So, we know Earth is habitable (still). And, Mars was and could be. But, what about Venus?  You know, that beautifully bright starlike object that’s making a nightly curtain call in our western skies after sunset?  Yeah, that one.  It’s gorgeous to look at, but if you landed on Venus, you’d fry in an instant, if you weren’t crushed to death first by the hellishly heavy and hot atmosphere.  So, how could this volcanic, sulfurous world be habitable?  Clearly it isn’t right now, but it may have been in the past.

What early Venus could have looked like. Could it have had a water ocean? Or was it more likely a molten world with a wet atmosphere? What happened to it? Credit: J. Whatmore.

Scientists at the European Space Agency are operators for the Venus Express orbiter, which has sent back data suggesting very strongly that early Venus could have water — perhaps even an ocean of it — and may have begun its planetary life as a much more Earthlike world. The spacecraft measured the escape of molecules of hydrogen and oxygen from Venus out to space.  The rate of escape of hydrogen is roughly twice that of oxygen, and this indicates that water is the source of these escaping materials. There’s also a tracer element called deuterium that also tells scientists that water has been escaping the planet. Deuterium is a heavy form of hydrogen, and it would have more difficulty escaping the planet’s gravitational pull. The presence of large amounts of it in the upper atmosphere of Venus tells us that water has also escaped and left the deuterium behind.

It’s probably unlikely that Venus had Earthlike oceans as shown in the artist’s concept above.  If it did have standing water, those pools and/or small oceans could have been formed when comets slammed into the molten surface.  If that happened, and if conditions were right, Venus could have been habitable for a short time in its early history. If that’s true, then it begs the question of whether life could have arisen on the planet, only to be snuffed out by Venus’s subsequent changing climate.  It’s an interesting idea and one that needs to be explored more.

However, the more likely scenario is that the newborn Venus had no oceans, but sported a very wet atmosphere overlying the molten surface.  Over time, sunlight broke the water molecules into hydrogen and oxygen (a process known as “photodissociation”). The newly freed gases fled to space, leaving behind the deuterium.
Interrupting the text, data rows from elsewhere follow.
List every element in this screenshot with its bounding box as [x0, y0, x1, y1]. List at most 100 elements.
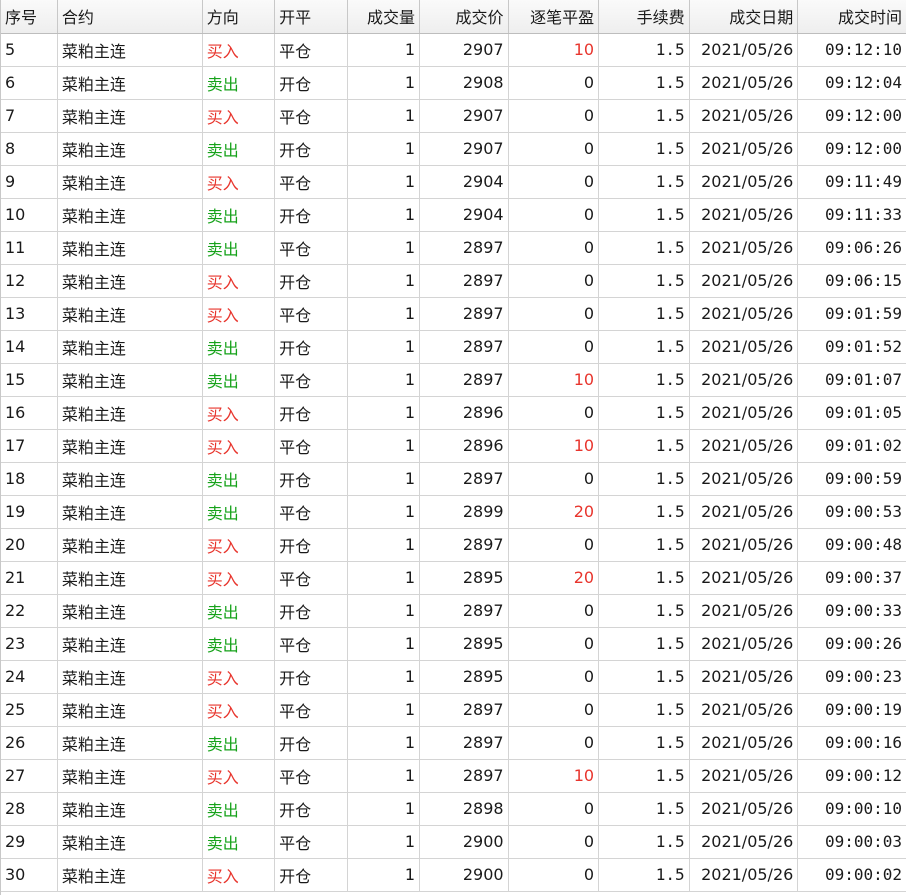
cell-time: 09:01:02	[797, 429, 906, 463]
table-row[interactable]: 26 菜粕主连 卖出 开仓 1 2897 0 1.5 2021/05/26 09:00:16	[1, 726, 906, 760]
table-row[interactable]: 13 菜粕主连 买入 平仓 1 2897 0 1.5 2021/05/26 09:01:59	[1, 297, 906, 331]
table-row[interactable]: 25 菜粕主连 买入 平仓 1 2897 0 1.5 2021/05/26 09:00:19	[1, 693, 906, 727]
cell-open-close: 平仓	[274, 429, 348, 463]
table-body: 5 菜粕主连 买入 平仓 1 2907 10 1.5 2021/05/26 09:12:10 6 菜粕…	[1, 33, 906, 892]
cell-fee: 1.5	[598, 396, 690, 430]
cell-seq: 18	[1, 462, 58, 496]
cell-pnl: 0	[508, 99, 600, 133]
cell-date: 2021/05/26	[689, 429, 799, 463]
cell-volume: 1	[347, 561, 421, 595]
cell-contract: 菜粕主连	[57, 858, 203, 892]
cell-pnl: 0	[508, 627, 600, 661]
cell-seq: 16	[1, 396, 58, 430]
column-header-fee[interactable]: 手续费	[598, 0, 690, 34]
cell-open-close: 平仓	[274, 627, 348, 661]
column-header-seq[interactable]: 序号	[1, 0, 58, 34]
cell-volume: 1	[347, 726, 421, 760]
cell-pnl: 0	[508, 660, 600, 694]
table-row[interactable]: 30 菜粕主连 买入 开仓 1 2900 0 1.5 2021/05/26 09:00:02	[1, 858, 906, 892]
table-row[interactable]: 24 菜粕主连 买入 开仓 1 2895 0 1.5 2021/05/26 09:00:23	[1, 660, 906, 694]
cell-pnl: 10	[508, 33, 600, 67]
table-row[interactable]: 20 菜粕主连 买入 开仓 1 2897 0 1.5 2021/05/26 09:00:48	[1, 528, 906, 562]
cell-direction: 买入	[202, 165, 276, 199]
cell-date: 2021/05/26	[689, 660, 799, 694]
cell-time: 09:11:49	[797, 165, 906, 199]
cell-price: 2896	[419, 396, 509, 430]
cell-time: 09:00:59	[797, 462, 906, 496]
table-row[interactable]: 11 菜粕主连 卖出 平仓 1 2897 0 1.5 2021/05/26 09:06:26	[1, 231, 906, 265]
cell-pnl: 0	[508, 462, 600, 496]
cell-open-close: 开仓	[274, 330, 348, 364]
cell-contract: 菜粕主连	[57, 132, 203, 166]
table-row[interactable]: 6 菜粕主连 卖出 开仓 1 2908 0 1.5 2021/05/26 09:12:04	[1, 66, 906, 100]
column-header-direction[interactable]: 方向	[202, 0, 276, 34]
cell-direction: 买入	[202, 396, 276, 430]
cell-volume: 1	[347, 66, 421, 100]
table-row[interactable]: 27 菜粕主连 买入 平仓 1 2897 10 1.5 2021/05/26 09:00:12	[1, 759, 906, 793]
cell-volume: 1	[347, 396, 421, 430]
cell-direction: 卖出	[202, 462, 276, 496]
cell-direction: 卖出	[202, 627, 276, 661]
cell-contract: 菜粕主连	[57, 165, 203, 199]
column-header-time[interactable]: 成交时间	[797, 0, 906, 34]
cell-volume: 1	[347, 792, 421, 826]
cell-contract: 菜粕主连	[57, 693, 203, 727]
table-row[interactable]: 15 菜粕主连 卖出 平仓 1 2897 10 1.5 2021/05/26 09:01:07	[1, 363, 906, 397]
header-row: 序号 合约 方向 开平 成交量 成交价 逐笔平盈 手续费 成交日期 成交时间	[1, 0, 906, 34]
column-header-contract[interactable]: 合约	[57, 0, 203, 34]
table-row[interactable]: 7 菜粕主连 买入 平仓 1 2907 0 1.5 2021/05/26 09:12:00	[1, 99, 906, 133]
cell-contract: 菜粕主连	[57, 99, 203, 133]
table-row[interactable]: 10 菜粕主连 卖出 开仓 1 2904 0 1.5 2021/05/26 09:11:33	[1, 198, 906, 232]
cell-direction: 卖出	[202, 66, 276, 100]
cell-time: 09:00:26	[797, 627, 906, 661]
cell-volume: 1	[347, 33, 421, 67]
trade-records-table: 序号 合约 方向 开平 成交量 成交价 逐笔平盈 手续费 成交日期 成交时间 5…	[1, 0, 906, 892]
column-header-date[interactable]: 成交日期	[689, 0, 799, 34]
table-row[interactable]: 9 菜粕主连 买入 平仓 1 2904 0 1.5 2021/05/26 09:11:49	[1, 165, 906, 199]
cell-date: 2021/05/26	[689, 858, 799, 892]
cell-date: 2021/05/26	[689, 396, 799, 430]
table-row[interactable]: 21 菜粕主连 买入 平仓 1 2895 20 1.5 2021/05/26 09:00:37	[1, 561, 906, 595]
table-row[interactable]: 28 菜粕主连 卖出 开仓 1 2898 0 1.5 2021/05/26 09:00:10	[1, 792, 906, 826]
table-row[interactable]: 29 菜粕主连 卖出 平仓 1 2900 0 1.5 2021/05/26 09:00:03	[1, 825, 906, 859]
table-row[interactable]: 12 菜粕主连 买入 开仓 1 2897 0 1.5 2021/05/26 09:06:15	[1, 264, 906, 298]
cell-contract: 菜粕主连	[57, 825, 203, 859]
column-header-pnl[interactable]: 逐笔平盈	[508, 0, 600, 34]
table-row[interactable]: 8 菜粕主连 卖出 开仓 1 2907 0 1.5 2021/05/26 09:12:00	[1, 132, 906, 166]
cell-price: 2896	[419, 429, 509, 463]
cell-pnl: 0	[508, 594, 600, 628]
cell-fee: 1.5	[598, 264, 690, 298]
column-header-volume[interactable]: 成交量	[347, 0, 421, 34]
cell-seq: 21	[1, 561, 58, 595]
table-row[interactable]: 19 菜粕主连 卖出 平仓 1 2899 20 1.5 2021/05/26 09:00:53	[1, 495, 906, 529]
column-header-price[interactable]: 成交价	[419, 0, 509, 34]
table-row[interactable]: 14 菜粕主连 卖出 开仓 1 2897 0 1.5 2021/05/26 09:01:52	[1, 330, 906, 364]
cell-volume: 1	[347, 495, 421, 529]
table-row[interactable]: 23 菜粕主连 卖出 平仓 1 2895 0 1.5 2021/05/26 09:00:26	[1, 627, 906, 661]
cell-pnl: 20	[508, 495, 600, 529]
cell-seq: 5	[1, 33, 58, 67]
cell-price: 2907	[419, 33, 509, 67]
cell-fee: 1.5	[598, 825, 690, 859]
table-row[interactable]: 16 菜粕主连 买入 开仓 1 2896 0 1.5 2021/05/26 09:01:05	[1, 396, 906, 430]
cell-fee: 1.5	[598, 495, 690, 529]
cell-pnl: 0	[508, 396, 600, 430]
column-header-open-close[interactable]: 开平	[274, 0, 348, 34]
table-row[interactable]: 17 菜粕主连 买入 平仓 1 2896 10 1.5 2021/05/26 09:01:02	[1, 429, 906, 463]
cell-fee: 1.5	[598, 198, 690, 232]
cell-pnl: 0	[508, 792, 600, 826]
cell-pnl: 0	[508, 198, 600, 232]
cell-seq: 22	[1, 594, 58, 628]
table-row[interactable]: 5 菜粕主连 买入 平仓 1 2907 10 1.5 2021/05/26 09:12:10	[1, 33, 906, 67]
cell-open-close: 开仓	[274, 660, 348, 694]
cell-direction: 卖出	[202, 363, 276, 397]
cell-date: 2021/05/26	[689, 165, 799, 199]
cell-volume: 1	[347, 858, 421, 892]
cell-date: 2021/05/26	[689, 363, 799, 397]
cell-volume: 1	[347, 297, 421, 331]
table-row[interactable]: 22 菜粕主连 卖出 开仓 1 2897 0 1.5 2021/05/26 09:00:33	[1, 594, 906, 628]
cell-fee: 1.5	[598, 660, 690, 694]
table-row[interactable]: 18 菜粕主连 卖出 开仓 1 2897 0 1.5 2021/05/26 09:00:59	[1, 462, 906, 496]
cell-fee: 1.5	[598, 858, 690, 892]
cell-fee: 1.5	[598, 594, 690, 628]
The escape process cooled things down enough, and the surface cooled.

There’s still a lot of “ifs” in these scenarios, but the evidence for water (past and present) is strong, based on the Venus Express data.  It’s a good hint that the Venus we see today — hot, arid, miserable, and volcanic — wasn’t always this way.  And, it adds more to our store of knowledge about just when a planet can be habitable in its history — provided the conditions are right.